Those who make their living out on the open ocean now have the opportunity to partake in a side hustle that simultaneously tidies up the environment.
Commercial fishermen have been offered a “bounty” to collect derelict fishing gear, often the culprit of the death of marine animals, and bring the debris back to shore.
Hawaii Pacific University’s Center for Marine Debris Research has launched a project to pay eligible commercial fishers to remove fishing gear at sea before it strikes Hawaii’s coral reefs or wildlife, according to a press release from the university.
The fishermen will be paid a bounty of between $1 and $3 per dry pound of derelict fishing gear found at sea and brought back to Oahu, the research center said.

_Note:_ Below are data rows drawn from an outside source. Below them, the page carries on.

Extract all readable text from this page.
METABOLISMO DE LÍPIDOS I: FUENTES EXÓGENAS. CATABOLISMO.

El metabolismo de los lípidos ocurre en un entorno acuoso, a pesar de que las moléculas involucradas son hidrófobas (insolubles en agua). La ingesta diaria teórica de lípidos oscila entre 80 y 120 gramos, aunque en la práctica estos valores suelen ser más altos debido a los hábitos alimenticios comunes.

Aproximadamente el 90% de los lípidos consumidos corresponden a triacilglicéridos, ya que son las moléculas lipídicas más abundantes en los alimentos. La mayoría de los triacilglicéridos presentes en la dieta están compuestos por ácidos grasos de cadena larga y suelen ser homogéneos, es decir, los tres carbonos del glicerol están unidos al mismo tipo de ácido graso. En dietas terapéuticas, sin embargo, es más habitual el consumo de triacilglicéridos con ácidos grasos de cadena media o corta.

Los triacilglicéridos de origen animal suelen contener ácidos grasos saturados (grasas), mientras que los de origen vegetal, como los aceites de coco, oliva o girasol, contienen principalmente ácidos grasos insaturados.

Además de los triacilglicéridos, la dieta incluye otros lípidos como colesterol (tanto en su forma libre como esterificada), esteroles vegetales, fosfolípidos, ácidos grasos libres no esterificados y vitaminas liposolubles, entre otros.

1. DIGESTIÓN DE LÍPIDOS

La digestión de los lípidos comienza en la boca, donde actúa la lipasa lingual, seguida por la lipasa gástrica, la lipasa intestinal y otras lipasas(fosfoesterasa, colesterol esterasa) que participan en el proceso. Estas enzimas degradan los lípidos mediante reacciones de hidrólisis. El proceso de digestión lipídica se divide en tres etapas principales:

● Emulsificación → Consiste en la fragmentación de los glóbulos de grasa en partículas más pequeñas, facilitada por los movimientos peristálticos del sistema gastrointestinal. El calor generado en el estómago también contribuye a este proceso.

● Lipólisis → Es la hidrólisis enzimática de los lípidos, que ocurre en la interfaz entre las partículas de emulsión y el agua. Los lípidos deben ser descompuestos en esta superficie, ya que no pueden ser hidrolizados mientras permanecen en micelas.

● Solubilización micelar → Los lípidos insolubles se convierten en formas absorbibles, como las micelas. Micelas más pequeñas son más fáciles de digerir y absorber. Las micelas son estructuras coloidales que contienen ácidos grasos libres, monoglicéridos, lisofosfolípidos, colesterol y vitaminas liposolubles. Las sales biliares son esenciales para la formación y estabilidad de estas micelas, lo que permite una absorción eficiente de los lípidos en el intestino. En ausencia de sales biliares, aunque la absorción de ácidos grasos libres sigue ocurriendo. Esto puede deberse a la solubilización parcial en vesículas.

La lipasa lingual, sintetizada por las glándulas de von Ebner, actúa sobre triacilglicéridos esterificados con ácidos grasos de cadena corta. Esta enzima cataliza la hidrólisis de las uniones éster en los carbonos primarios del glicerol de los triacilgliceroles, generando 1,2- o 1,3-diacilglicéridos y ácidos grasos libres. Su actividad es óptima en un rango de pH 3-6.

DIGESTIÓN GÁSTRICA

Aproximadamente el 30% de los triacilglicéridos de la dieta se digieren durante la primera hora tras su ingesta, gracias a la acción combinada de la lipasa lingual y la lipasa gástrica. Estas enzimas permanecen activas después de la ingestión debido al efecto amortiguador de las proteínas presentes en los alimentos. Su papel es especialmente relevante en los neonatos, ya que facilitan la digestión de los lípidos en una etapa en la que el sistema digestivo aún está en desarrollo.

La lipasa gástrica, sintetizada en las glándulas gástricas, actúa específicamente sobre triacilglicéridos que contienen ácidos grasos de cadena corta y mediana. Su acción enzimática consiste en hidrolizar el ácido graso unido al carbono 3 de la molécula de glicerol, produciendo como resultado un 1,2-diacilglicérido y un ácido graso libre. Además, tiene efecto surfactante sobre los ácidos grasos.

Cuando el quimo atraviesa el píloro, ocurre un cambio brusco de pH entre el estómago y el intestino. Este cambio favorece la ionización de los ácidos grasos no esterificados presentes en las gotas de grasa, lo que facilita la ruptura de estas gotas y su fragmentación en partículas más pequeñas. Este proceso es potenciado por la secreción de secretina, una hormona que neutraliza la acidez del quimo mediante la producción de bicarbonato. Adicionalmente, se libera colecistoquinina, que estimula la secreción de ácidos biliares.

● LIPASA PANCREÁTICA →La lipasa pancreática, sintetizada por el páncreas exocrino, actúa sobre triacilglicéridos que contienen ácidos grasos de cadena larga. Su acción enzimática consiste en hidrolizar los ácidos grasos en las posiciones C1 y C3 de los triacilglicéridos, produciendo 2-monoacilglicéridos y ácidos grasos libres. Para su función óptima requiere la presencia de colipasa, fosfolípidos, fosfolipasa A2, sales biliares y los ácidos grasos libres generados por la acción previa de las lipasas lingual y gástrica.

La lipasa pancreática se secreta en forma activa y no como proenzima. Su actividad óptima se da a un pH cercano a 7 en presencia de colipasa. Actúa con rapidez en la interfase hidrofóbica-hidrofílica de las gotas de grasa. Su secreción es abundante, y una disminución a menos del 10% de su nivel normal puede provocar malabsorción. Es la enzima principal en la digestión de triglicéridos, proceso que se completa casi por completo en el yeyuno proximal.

The research center first tested the program between 2020 and 2021, when researchers trying to determine where the fishing gear was coming from paid fishermen who were already fishing near the northwest Hawaiian islands, the main Hawaiian islands and the North Pacific gyre a bounty to collect the debris and bring it back, Raquel Corniuk, research manager for Hawaii Pacific University’s Center for Marine Debris Research, told ABC News.
“So it’s incentivizing them when they’re already coming across this stuff, and then they can get paid to bring it back,” Corniuk said.
The research center recognized a “vessel of opportunity” once they began receiving positive feedback from fishermen who participated, Corniuk said.
Now, in partnership with the National Oceanic and Atmospheric Administration’s Marine Debris Program, the Hawaii Longline Association and Hawaii’s Department of Land and Natural Resources, the program has enough funding to pay to remove 100 metric tons, or 220,462 pounds, of derelict fishing gear over the next two years.
Fishing gear accounts for an “alarming” amount of plastic in the ocean, according to The Nature Conservancy. More than 100 million pounds of plastic pollution from lost or abandoned industrial fishing gear enters the ocean each year, according to a 2021 report.
The pollution is one of the most harmful forms of marine debris to marine animals and habitats.
The fishing gear entangles and drowns animals, such as sea turtles, whales and sharks, and smothers and kills the coral reefs surrounding the shores, according to the research center.
The majority of the pollution that washes onto the beaches of Hawaii is derelict fishing gear, Corniuk said.
“When I first saw the damage caused by these large ghost nets on corals in Kane’ohe Bay, I was motivated to prevent it from happening,” Corniuk said, describing the new program as a “win-win” for fishermen and marine environments, especially considering the fishing gear can be a navigational hazard and often gets caught in vessels.
The debris will be repurposed by artists, educators and recycling researchers, according to the research center. Any remaining debris will be converted to electricity for the city and county of Honolulu.
The university is conducting another study to determine where the derelict fishing gear is originating from, likely not Hawaii-based fisheries, according to the research center.
“Derelict fishing gear and ghost nets continue to be a persistent economic and ecological threat to Hawaii,” the coordinator for NOAA’s Marine Debris Program’s Pacific Islands Region, Mark Manuel, said in a statement. “Our ultimate goal is to have a sea free of debris.”